Une déclaration commune de Sihem Ben Sedrine et Omar S’habou

Le 6 mai 2003

 Depuis quelques semaines une rumeur persistante circule dans le pays affirmant que le Président de la République, Monsieur Zine el Abidine Ben Ali, serait gravement malade.

 Cette rumeur a cessé d’en être une dès lors qu’un journal de notoriété internationale, le quotidien algérois « Le Matin » en l’occurrence, en a fait le principal sujet de son édition du 16 mars 2003 donnant de surcroît le nom du professeur de médecine français qui soigne Monsieur Ben Ali  » d’un cancer des glandes séminales ». Une information qui n’a pas été démentie.
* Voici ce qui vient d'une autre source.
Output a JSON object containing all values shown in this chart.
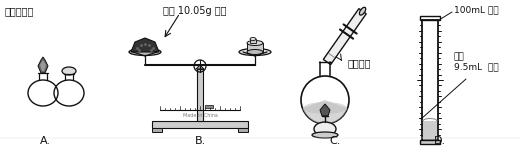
{
  "bg_color": "#ffffff",
  "label_A": "点燃酒精灯",
  "label_B_title": "称量 10.05g 固体",
  "label_C": "液体加热",
  "label_D_1": "100mL 量筒",
  "label_D_2": "量取\n9.5mL  液体",
  "letter_A": "A.",
  "letter_B": "B.",
  "letter_C": "C.",
  "letter_D": "D.",
  "text_color": "#111111",
  "line_color": "#111111",
  "figsize": [
    5.2,
    1.68
  ],
  "dpi": 100
}
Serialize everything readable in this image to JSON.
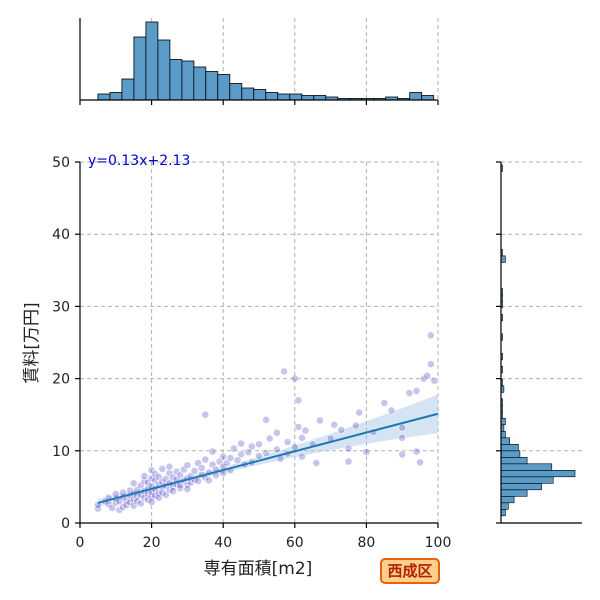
{
  "chart_data": {
    "type": "scatter",
    "xlabel": "専有面積[m2]",
    "ylabel": "賃料[万円]",
    "xlim": [
      0,
      100
    ],
    "ylim": [
      0,
      50
    ],
    "xticks": [
      "0",
      "20",
      "40",
      "60",
      "80",
      "100"
    ],
    "yticks": [
      "0",
      "10",
      "20",
      "30",
      "40",
      "50"
    ],
    "grid": true,
    "regression": {
      "equation": "y=0.13x+2.13",
      "slope": 0.13,
      "intercept": 2.13,
      "x_range": [
        5,
        100
      ],
      "color": "#1f77b4",
      "ci_color": "#a9c9e6"
    },
    "points_color": "#3a2fc0",
    "points": [
      [
        5,
        2
      ],
      [
        5,
        2.5
      ],
      [
        7,
        3
      ],
      [
        8,
        2.6
      ],
      [
        8,
        3.5
      ],
      [
        9,
        2.1
      ],
      [
        10,
        2.8
      ],
      [
        10,
        3.4
      ],
      [
        10,
        4
      ],
      [
        11,
        1.8
      ],
      [
        11,
        3
      ],
      [
        12,
        2.2
      ],
      [
        12,
        3.6
      ],
      [
        12,
        4.2
      ],
      [
        13,
        3.1
      ],
      [
        13,
        2.5
      ],
      [
        14,
        3.8
      ],
      [
        14,
        4.5
      ],
      [
        14,
        2.9
      ],
      [
        15,
        3.3
      ],
      [
        15,
        4.1
      ],
      [
        15,
        5.5
      ],
      [
        15,
        2.4
      ],
      [
        16,
        3.7
      ],
      [
        16,
        4.6
      ],
      [
        16,
        3
      ],
      [
        17,
        3.9
      ],
      [
        17,
        5.2
      ],
      [
        17,
        2.7
      ],
      [
        18,
        4.4
      ],
      [
        18,
        3.5
      ],
      [
        18,
        5.8
      ],
      [
        18,
        6.5
      ],
      [
        19,
        3.2
      ],
      [
        19,
        4.8
      ],
      [
        19,
        5.6
      ],
      [
        19,
        4
      ],
      [
        20,
        3.6
      ],
      [
        20,
        4.3
      ],
      [
        20,
        5.1
      ],
      [
        20,
        6.2
      ],
      [
        20,
        7.3
      ],
      [
        20,
        2.9
      ],
      [
        21,
        4.7
      ],
      [
        21,
        3.8
      ],
      [
        21,
        5.9
      ],
      [
        21,
        6.8
      ],
      [
        22,
        4.1
      ],
      [
        22,
        5.3
      ],
      [
        22,
        6.4
      ],
      [
        22,
        3.5
      ],
      [
        23,
        4.9
      ],
      [
        23,
        5.7
      ],
      [
        23,
        7.5
      ],
      [
        23,
        4.2
      ],
      [
        24,
        5.2
      ],
      [
        24,
        6.1
      ],
      [
        24,
        3.9
      ],
      [
        25,
        4.6
      ],
      [
        25,
        5.5
      ],
      [
        25,
        6.9
      ],
      [
        25,
        7.8
      ],
      [
        26,
        5
      ],
      [
        26,
        6.3
      ],
      [
        26,
        4.4
      ],
      [
        27,
        5.4
      ],
      [
        27,
        7.1
      ],
      [
        27,
        6
      ],
      [
        28,
        4.8
      ],
      [
        28,
        6.6
      ],
      [
        28,
        5.2
      ],
      [
        29,
        5.9
      ],
      [
        29,
        7.4
      ],
      [
        30,
        5.3
      ],
      [
        30,
        6.2
      ],
      [
        30,
        8
      ],
      [
        30,
        4.7
      ],
      [
        31,
        6.5
      ],
      [
        31,
        5.6
      ],
      [
        32,
        7.2
      ],
      [
        32,
        6
      ],
      [
        33,
        5.8
      ],
      [
        33,
        8.3
      ],
      [
        34,
        6.7
      ],
      [
        34,
        7.6
      ],
      [
        35,
        6.3
      ],
      [
        35,
        8.8
      ],
      [
        35,
        15
      ],
      [
        36,
        7
      ],
      [
        36,
        5.9
      ],
      [
        37,
        8.1
      ],
      [
        37,
        9.9
      ],
      [
        38,
        7.4
      ],
      [
        38,
        6.6
      ],
      [
        39,
        8.5
      ],
      [
        40,
        7.8
      ],
      [
        40,
        9.2
      ],
      [
        40,
        6.9
      ],
      [
        41,
        8.3
      ],
      [
        42,
        9
      ],
      [
        42,
        7.3
      ],
      [
        43,
        10.3
      ],
      [
        44,
        8.7
      ],
      [
        45,
        9.5
      ],
      [
        45,
        11
      ],
      [
        46,
        8.1
      ],
      [
        47,
        9.8
      ],
      [
        48,
        10.6
      ],
      [
        48,
        8.4
      ],
      [
        50,
        9.3
      ],
      [
        50,
        10.9
      ],
      [
        52,
        14.3
      ],
      [
        52,
        9.7
      ],
      [
        53,
        11.7
      ],
      [
        55,
        10.2
      ],
      [
        55,
        12.5
      ],
      [
        56,
        8.9
      ],
      [
        57,
        21
      ],
      [
        58,
        11.2
      ],
      [
        58,
        9.6
      ],
      [
        60,
        20
      ],
      [
        60,
        10.5
      ],
      [
        61,
        17
      ],
      [
        61,
        13.3
      ],
      [
        62,
        11.8
      ],
      [
        62,
        9.2
      ],
      [
        63,
        12.8
      ],
      [
        65,
        10.9
      ],
      [
        66,
        8.3
      ],
      [
        67,
        14.2
      ],
      [
        70,
        11.7
      ],
      [
        71,
        13.6
      ],
      [
        73,
        12.9
      ],
      [
        75,
        8.5
      ],
      [
        75,
        10.3
      ],
      [
        77,
        13.5
      ],
      [
        78,
        15.3
      ],
      [
        80,
        9.8
      ],
      [
        82,
        12.6
      ],
      [
        85,
        16.6
      ],
      [
        87,
        15.6
      ],
      [
        90,
        9.5
      ],
      [
        90,
        11.8
      ],
      [
        90,
        13.2
      ],
      [
        92,
        18
      ],
      [
        94,
        9.9
      ],
      [
        94,
        18.3
      ],
      [
        95,
        8.4
      ],
      [
        96,
        20
      ],
      [
        97,
        20.4
      ],
      [
        98,
        22
      ],
      [
        98,
        26
      ],
      [
        99,
        19.7
      ]
    ],
    "x_hist": {
      "color": "#5b9bc8",
      "bin_start": 5,
      "bin_width": 3.35,
      "counts": [
        4,
        5,
        14,
        42,
        52,
        40,
        27,
        26,
        22,
        19,
        17,
        11,
        8,
        7,
        5,
        4,
        4,
        3,
        3,
        2,
        1,
        1,
        1,
        1,
        2,
        1,
        5,
        3
      ]
    },
    "y_hist": {
      "color": "#5b9bc8",
      "bin_start": 1,
      "bin_width": 0.9,
      "counts": [
        3,
        5,
        9,
        18,
        28,
        36,
        51,
        35,
        18,
        13,
        12,
        6,
        3,
        2,
        3,
        1,
        1,
        1,
        0,
        2,
        1,
        0,
        1,
        0,
        1,
        0,
        0,
        1,
        0,
        0,
        1,
        0,
        1,
        1,
        1,
        0,
        0,
        0,
        0,
        3,
        1,
        0,
        0,
        0,
        0,
        0,
        0,
        0,
        0,
        0,
        0,
        0,
        0,
        1,
        0
      ]
    }
  },
  "badge": {
    "label": "西成区"
  }
}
 Face à cet état de fait, nous sommes en tant que citoyens engagés dans la défense de nos droits fondamentaux fortement interpellés. Dans un état de droit, la santé du Président de la République cesse d’être un fait privé. Elle releve du champ public. En Tunisie et en vertu des termes de la Constitution – surtout après la réforme de mai 2002 -le Président dispose de pouvoirs exorbitants. Son état de santé en devient organiquement lié, en quelque sorte, à la santé du pays.

 Nous estimons par ailleurs que la nocivité et la dangerosité des rumeurs et des informations ralatives à l’état de santé du chef de l’Etat sont aujourd’hui telles qu’ elles risquent d’installer le pays dans état d’attentisme, voire de fin de règne, préjudiciable à une marche saine de la vie publique. Aussi et pour l’ensemble de ces considérations, nous pensons qu’il relève de la sagesse et du sens de responsabilité élémentaires d’y mettre un terme, dans un sens ou dans un autre, par la publication d’un communiqué dûment signé par une autorité médicale crédible sur l’état de santé du Président de la République. Nous souhaitons et voulons savoir la vérité sur son état de santé. Toute dissimulation équivaut dans le cas d’espèce à un gravissime manquement à l’intérêt supérieur de l’Etat et du pays.

 Tous les Etats dignes de ce nom s’y obligent régulièrement. Ils ne font nullement preuve, ce faisant, de faiblesse qui atteigne à leur autorité. Au contraire, ils renforcent celle-ci en répondant à un droit légitime des citoyens d’être tenus informés de l’état de santé réel de l’homme qui préside à leurs destinées et à celles de leurs enfants.